Capacity much below the stated 50 kg a day

More than a month after its installation, the plastic shredder machines installed at Palayam market by the city Corporation have failed to make any difference in the disposal of plastic waste in the ward.

According to Corporation officials, the two shredder machines installed at the market have failed to give the desired results in processing plastic waste.

Mayor K. Chandrika said that when compared to the maintenance expense of the machines, their utility was negligible.

Small machines

“These are two very small machines. Although we were told that they have the capacity to process up to 50 kg of plastic a day, on actual operational level we found that their capacity is much less,” she said.

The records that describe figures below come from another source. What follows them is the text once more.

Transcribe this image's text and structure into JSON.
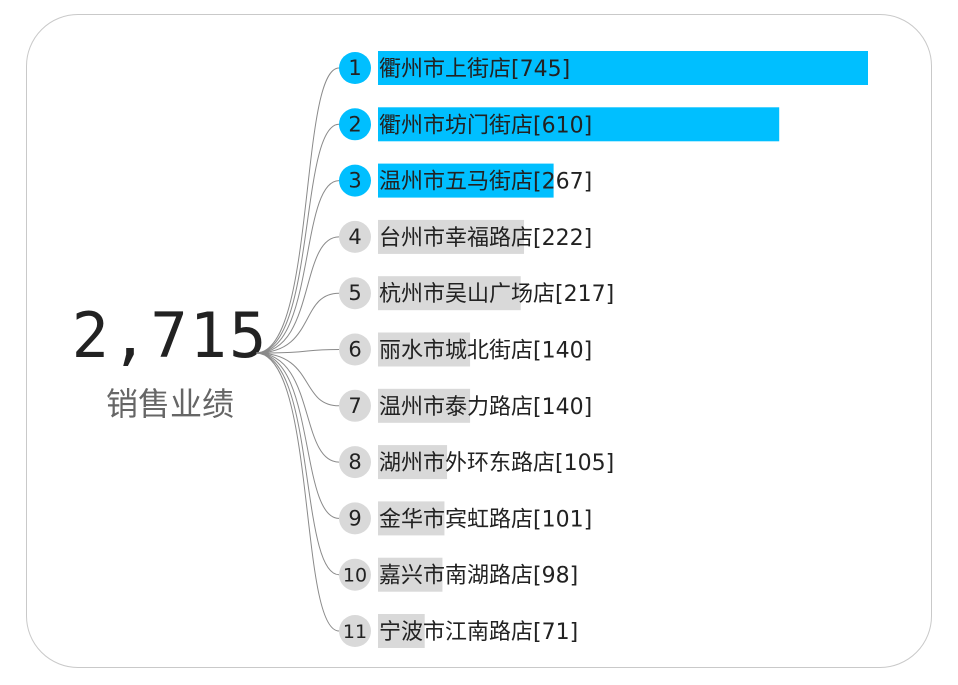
{
  "summary": {
    "total": "2,715",
    "caption": "销售业绩"
  },
  "colors": {
    "top_bar": "#00bfff",
    "other_bar": "#d9d9d9",
    "top_badge": "#00bfff",
    "other_badge": "#d9d9d9",
    "text": "#222222",
    "connector": "#8a8a8a"
  },
  "chart_data": {
    "type": "bar",
    "orientation": "horizontal",
    "highlight_top_n": 3,
    "xlim": [
      0,
      745
    ],
    "items": [
      {
        "rank": "1",
        "label": "衢州市上街店[745]",
        "value": 745
      },
      {
        "rank": "2",
        "label": "衢州市坊门街店[610]",
        "value": 610
      },
      {
        "rank": "3",
        "label": "温州市五马街店[267]",
        "value": 267
      },
      {
        "rank": "4",
        "label": "台州市幸福路店[222]",
        "value": 222
      },
      {
        "rank": "5",
        "label": "杭州市吴山广场店[217]",
        "value": 217
      },
      {
        "rank": "6",
        "label": "丽水市城北街店[140]",
        "value": 140
      },
      {
        "rank": "7",
        "label": "温州市泰力路店[140]",
        "value": 140
      },
      {
        "rank": "8",
        "label": "湖州市外环东路店[105]",
        "value": 105
      },
      {
        "rank": "9",
        "label": "金华市宾虹路店[101]",
        "value": 101
      },
      {
        "rank": "10",
        "label": "嘉兴市南湖路店[98]",
        "value": 98
      },
      {
        "rank": "11",
        "label": "宁波市江南路店[71]",
        "value": 71
      }
    ]
  }
}
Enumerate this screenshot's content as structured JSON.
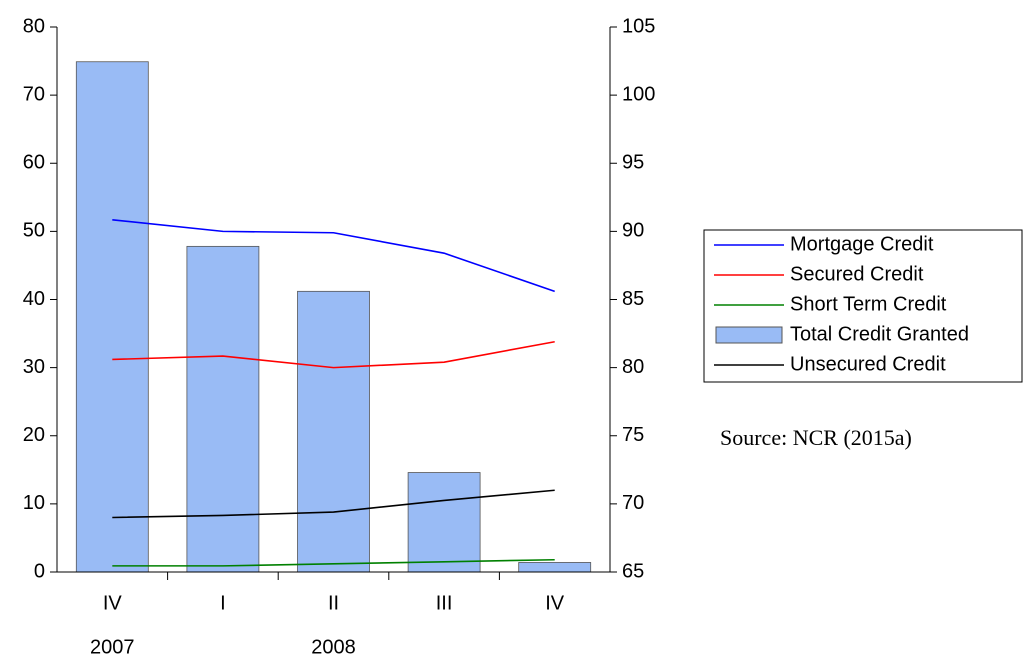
{
  "chart_data": {
    "type": "bar_line",
    "categories": [
      "IV",
      "I",
      "II",
      "III",
      "IV"
    ],
    "year_labels": [
      "2007",
      null,
      "2008",
      null,
      null
    ],
    "series": [
      {
        "name": "Mortgage Credit",
        "type": "line",
        "color": "#0000ff",
        "values": [
          51.7,
          50.0,
          49.8,
          46.8,
          41.2
        ]
      },
      {
        "name": "Secured Credit",
        "type": "line",
        "color": "#ff0000",
        "values": [
          31.2,
          31.7,
          30.0,
          30.8,
          33.8
        ]
      },
      {
        "name": "Short Term Credit",
        "type": "line",
        "color": "#008000",
        "values": [
          0.9,
          0.9,
          1.2,
          1.5,
          1.8
        ]
      },
      {
        "name": "Total Credit Granted",
        "type": "bar",
        "axis": "y2",
        "color": "#99bbf5",
        "values": [
          102.45,
          88.9,
          85.6,
          72.3,
          65.7
        ]
      },
      {
        "name": "Unsecured Credit",
        "type": "line",
        "color": "#000000",
        "values": [
          8.0,
          8.3,
          8.8,
          10.5,
          12.0
        ]
      }
    ],
    "ylim": [
      0,
      80
    ],
    "yticks": [
      0,
      10,
      20,
      30,
      40,
      50,
      60,
      70,
      80
    ],
    "y2lim": [
      65,
      105
    ],
    "y2ticks": [
      65,
      70,
      75,
      80,
      85,
      90,
      95,
      100,
      105
    ],
    "grid": false,
    "legend": "right",
    "source": "Source: NCR (2015a)"
  }
}
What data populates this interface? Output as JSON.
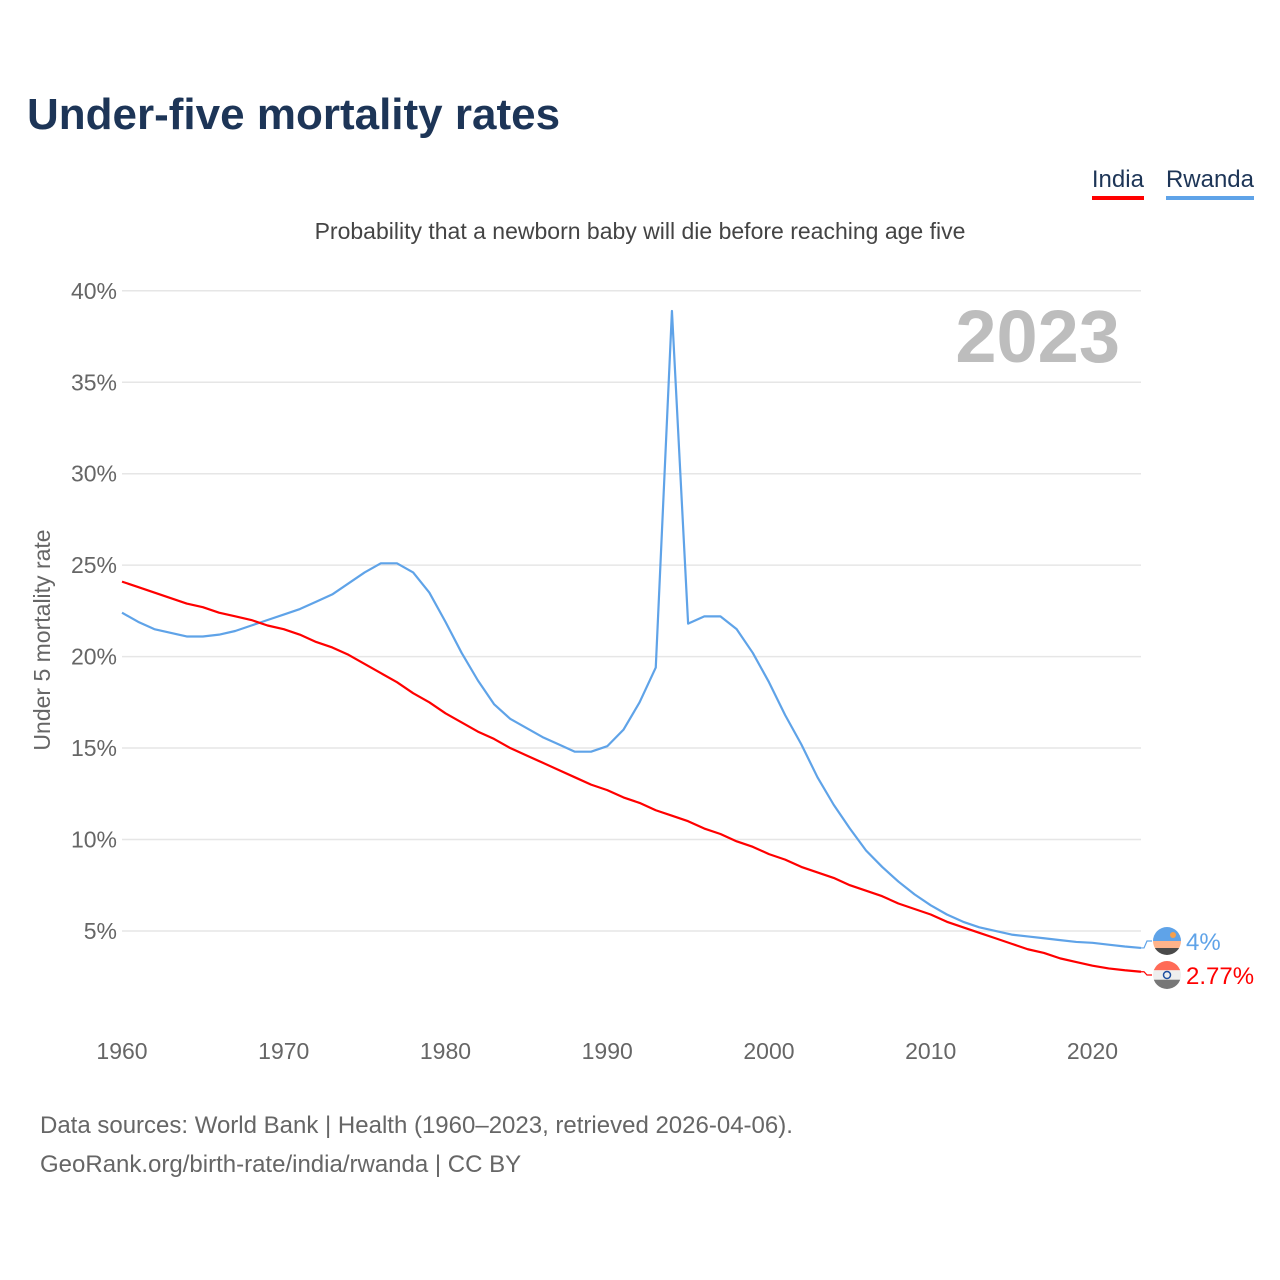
{
  "chart_data": {
    "type": "line",
    "title": "Under-five mortality rates",
    "subtitle": "Probability that a newborn baby will die before reaching age five",
    "ylabel": "Under 5 mortality rate",
    "xlabel": "",
    "year_label": "2023",
    "ylim": [
      0,
      40
    ],
    "xlim": [
      1960,
      2023
    ],
    "yticks": [
      "5%",
      "10%",
      "15%",
      "20%",
      "25%",
      "30%",
      "35%",
      "40%"
    ],
    "ytick_values": [
      5,
      10,
      15,
      20,
      25,
      30,
      35,
      40
    ],
    "xticks": [
      "1960",
      "1970",
      "1980",
      "1990",
      "2000",
      "2010",
      "2020"
    ],
    "xtick_values": [
      1960,
      1970,
      1980,
      1990,
      2000,
      2010,
      2020
    ],
    "grid": true,
    "legend_position": "top-right",
    "x": [
      1960,
      1961,
      1962,
      1963,
      1964,
      1965,
      1966,
      1967,
      1968,
      1969,
      1970,
      1971,
      1972,
      1973,
      1974,
      1975,
      1976,
      1977,
      1978,
      1979,
      1980,
      1981,
      1982,
      1983,
      1984,
      1985,
      1986,
      1987,
      1988,
      1989,
      1990,
      1991,
      1992,
      1993,
      1994,
      1995,
      1996,
      1997,
      1998,
      1999,
      2000,
      2001,
      2002,
      2003,
      2004,
      2005,
      2006,
      2007,
      2008,
      2009,
      2010,
      2011,
      2012,
      2013,
      2014,
      2015,
      2016,
      2017,
      2018,
      2019,
      2020,
      2021,
      2022,
      2023
    ],
    "series": [
      {
        "name": "India",
        "color": "#ff0000",
        "end_label": "2.77%",
        "values": [
          24.1,
          23.8,
          23.5,
          23.2,
          22.9,
          22.7,
          22.4,
          22.2,
          22.0,
          21.7,
          21.5,
          21.2,
          20.8,
          20.5,
          20.1,
          19.6,
          19.1,
          18.6,
          18.0,
          17.5,
          16.9,
          16.4,
          15.9,
          15.5,
          15.0,
          14.6,
          14.2,
          13.8,
          13.4,
          13.0,
          12.7,
          12.3,
          12.0,
          11.6,
          11.3,
          11.0,
          10.6,
          10.3,
          9.9,
          9.6,
          9.2,
          8.9,
          8.5,
          8.2,
          7.9,
          7.5,
          7.2,
          6.9,
          6.5,
          6.2,
          5.9,
          5.5,
          5.2,
          4.9,
          4.6,
          4.3,
          4.0,
          3.8,
          3.5,
          3.3,
          3.1,
          2.95,
          2.85,
          2.77
        ]
      },
      {
        "name": "Rwanda",
        "color": "#5fa3e8",
        "end_label": "4%",
        "values": [
          22.4,
          21.9,
          21.5,
          21.3,
          21.1,
          21.1,
          21.2,
          21.4,
          21.7,
          22.0,
          22.3,
          22.6,
          23.0,
          23.4,
          24.0,
          24.6,
          25.1,
          25.1,
          24.6,
          23.5,
          21.9,
          20.2,
          18.7,
          17.4,
          16.6,
          16.1,
          15.6,
          15.2,
          14.8,
          14.8,
          15.1,
          16.0,
          17.5,
          19.4,
          38.9,
          21.8,
          22.2,
          22.2,
          21.5,
          20.2,
          18.6,
          16.8,
          15.2,
          13.4,
          11.9,
          10.6,
          9.4,
          8.5,
          7.7,
          7.0,
          6.4,
          5.9,
          5.5,
          5.2,
          5.0,
          4.8,
          4.7,
          4.6,
          4.5,
          4.4,
          4.35,
          4.25,
          4.15,
          4.07
        ]
      }
    ]
  },
  "footer": {
    "line1": "Data sources: World Bank | Health (1960–2023, retrieved 2026-04-06).",
    "line2": "GeoRank.org/birth-rate/india/rwanda | CC BY"
  }
}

Ms. Chandrika said that although the machines were originally installed to process plastic waste collected from the Palayam ward, they were now being used to process plastic waste collected from the Palayam market area alone.

Storage issues

“The storing of shredded plastic is another problem. Even if we start to collect and process plastic waste from the entire ward, we do not have space to store the shredded plastic,” she said.

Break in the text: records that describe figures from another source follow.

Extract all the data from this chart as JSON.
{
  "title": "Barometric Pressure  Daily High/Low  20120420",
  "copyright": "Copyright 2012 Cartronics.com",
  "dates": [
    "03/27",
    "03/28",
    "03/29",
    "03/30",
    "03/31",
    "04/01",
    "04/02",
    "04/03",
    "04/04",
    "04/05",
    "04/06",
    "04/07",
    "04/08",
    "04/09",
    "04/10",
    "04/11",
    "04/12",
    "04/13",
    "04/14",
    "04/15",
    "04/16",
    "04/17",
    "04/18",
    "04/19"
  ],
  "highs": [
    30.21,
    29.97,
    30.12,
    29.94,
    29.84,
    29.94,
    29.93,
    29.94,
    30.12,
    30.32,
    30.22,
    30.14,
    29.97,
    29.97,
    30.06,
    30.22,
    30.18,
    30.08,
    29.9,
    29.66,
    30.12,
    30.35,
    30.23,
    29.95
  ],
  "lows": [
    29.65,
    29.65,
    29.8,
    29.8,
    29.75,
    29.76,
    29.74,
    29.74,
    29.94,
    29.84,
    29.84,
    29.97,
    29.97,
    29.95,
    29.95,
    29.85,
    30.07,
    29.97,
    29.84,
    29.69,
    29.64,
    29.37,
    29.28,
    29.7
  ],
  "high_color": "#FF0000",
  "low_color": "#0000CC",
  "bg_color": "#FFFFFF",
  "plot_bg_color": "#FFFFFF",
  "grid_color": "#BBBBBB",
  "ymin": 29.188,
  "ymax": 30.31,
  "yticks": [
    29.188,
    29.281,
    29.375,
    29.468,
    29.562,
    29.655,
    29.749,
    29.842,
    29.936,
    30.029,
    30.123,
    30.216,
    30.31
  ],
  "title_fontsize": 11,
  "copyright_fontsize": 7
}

The Mayor, however, said that the issue of plastic waste disposal faced by the city would be addressed in a couple of months.

She said that Corporation had in-principal sanctioned a project to supply plastic waste collected from the city to the Sai Gramom at Thonnakkal, run by the Sathya Sai Orphanage Trust, where a plastic processing plant was under construction.

10 tonnes a day

“They have come forward with the proposal to process plastic waste. Their demand is around 10 tonnes of plastic a day. The generation of plastic waste in the city is estimated to be around six tonnes a day. This means that we will be able to collect plastic from the whole city and hand it over to the Trust for disposal,” Ms. Chandrika said.

The Mayor said that once the project was initiated, Kudumbasree Clean Well units could also be redeployed to collect and sort the plastic waste.

“We have already held discussions with representatives of the Sathya Sai Orphanage Trust. As soon as the construction of their plant is completed, we will be able to start household-level collection of plastic waste,” Ms. Chandrika said.